Germany Dalbavie, Mahler: Philippe Jaroussky (counter-tenor), Konzerthausorchester Berlin/Iván Fischer (conductor), Berlin Musikfest 2015, Philharmonie, Berlin, 6.9.2015. (MC)
Marc-Andre Dalbavie: Sonnets de Louise Labé for countertenor and orchestra (2008)
Gustav Mahler: Symphony No. 7 (1904/05)
Nestled in the Berlin Musikfest programme between the crack Boston and Israel symphony orchestras playing Mahler it was good to have the opportunity of hearing the Konzerthausorchester Berlin in Mahler’s Seventh Symphony.
Written in the summers of 1904/05 Mahler put the score to the Seventh down for a while to undertake some last minute revisions to the Sixth that was shortly to receive its première. Mahler biographer Donald Mitchell described the Seventh as the composer’s “problem child” and renowned conductor Valerie Gergiev has admitted that the Seventh is one of the toughest works in the repertory to conduct. Whatever the problems the Seventh is the Mahler symphony that I tend to come across least in concert programmes.

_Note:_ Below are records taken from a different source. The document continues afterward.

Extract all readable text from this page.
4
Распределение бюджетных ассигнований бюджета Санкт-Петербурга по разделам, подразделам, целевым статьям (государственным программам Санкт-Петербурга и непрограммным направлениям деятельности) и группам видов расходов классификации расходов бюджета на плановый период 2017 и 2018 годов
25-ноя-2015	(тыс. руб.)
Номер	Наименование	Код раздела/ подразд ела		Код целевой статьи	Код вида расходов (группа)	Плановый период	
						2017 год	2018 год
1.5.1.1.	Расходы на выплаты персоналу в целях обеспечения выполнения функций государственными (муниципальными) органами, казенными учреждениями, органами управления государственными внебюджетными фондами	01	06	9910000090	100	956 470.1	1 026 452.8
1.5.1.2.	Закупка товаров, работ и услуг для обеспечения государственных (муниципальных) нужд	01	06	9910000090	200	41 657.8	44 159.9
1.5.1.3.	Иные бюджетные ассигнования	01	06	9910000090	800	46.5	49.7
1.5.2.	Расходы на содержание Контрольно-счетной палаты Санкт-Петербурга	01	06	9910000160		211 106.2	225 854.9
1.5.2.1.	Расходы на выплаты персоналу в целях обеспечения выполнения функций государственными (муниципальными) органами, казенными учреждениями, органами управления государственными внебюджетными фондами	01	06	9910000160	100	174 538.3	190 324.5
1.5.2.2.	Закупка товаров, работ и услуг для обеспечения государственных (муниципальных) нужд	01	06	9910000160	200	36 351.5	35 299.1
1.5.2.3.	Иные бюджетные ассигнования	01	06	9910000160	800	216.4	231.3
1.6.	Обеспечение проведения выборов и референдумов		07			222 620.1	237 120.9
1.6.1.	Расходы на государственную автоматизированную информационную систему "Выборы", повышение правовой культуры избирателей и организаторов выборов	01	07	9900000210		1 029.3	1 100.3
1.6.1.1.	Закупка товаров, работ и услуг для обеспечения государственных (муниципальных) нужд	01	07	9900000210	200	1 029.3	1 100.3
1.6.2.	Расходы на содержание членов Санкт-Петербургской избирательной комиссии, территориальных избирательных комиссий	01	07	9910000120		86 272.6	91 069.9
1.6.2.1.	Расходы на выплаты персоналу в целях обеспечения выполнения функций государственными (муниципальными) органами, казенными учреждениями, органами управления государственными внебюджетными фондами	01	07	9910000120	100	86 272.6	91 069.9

Iván Fischer has been principal conductor of the Konzerthausorchester Berlin since the 2012/13 season and seems to be building a fruitful association with the players. Yet in Mahler Seven the conductor and orchestra didn’t seem entirely comfortable, never totally surmounting the manifold challenges of the writing. Although the playing was satisfactory there seemed little in the way of digging deep into the inner reaches of the score which had me wondering just how much rehearsal time had been allowed. Noticeable was some slightly untidy playing in the dark and agitated opening movement and also in the rousingly jubilant Finale. In the two movements titled Nachtmusik I was never entirely convinced of any nocturnal representation and the Scherzo, despite its profusion of scurrying figures, seemed to display little of the movement’s much vaunted shadowy, ghostlike character.
Opening the concert was the orchestral lieder recital of Sonnets de Louise Labé for countertenor and orchestra from the pen of French composer Marc-Andre Dalbavie in 2008. The cycle comprises settings of rediscovered sonnets written by French Renaissance poet Louise Labé in 1555. In Dalbavie’s well-crafted score the consistent vocal of counter-tenor Philippe Jaroussky was in pristine condition, as gloriously smooth and fluid as one is likely to encounter. Despite Jaroussky’s finest possible advocacy for my taste the settings inhabited a too similar, predominately atmospheric sound world which soon became wearing.
All in all this was an agreeable performance by the Konzerthausorchester which, despite considerable endeavour, failed to engage. Maybe I’d been spoilt by hearing the Boston Symphony and Israel Philharmonic orchestras within hours of this Konzerthausorchester concert.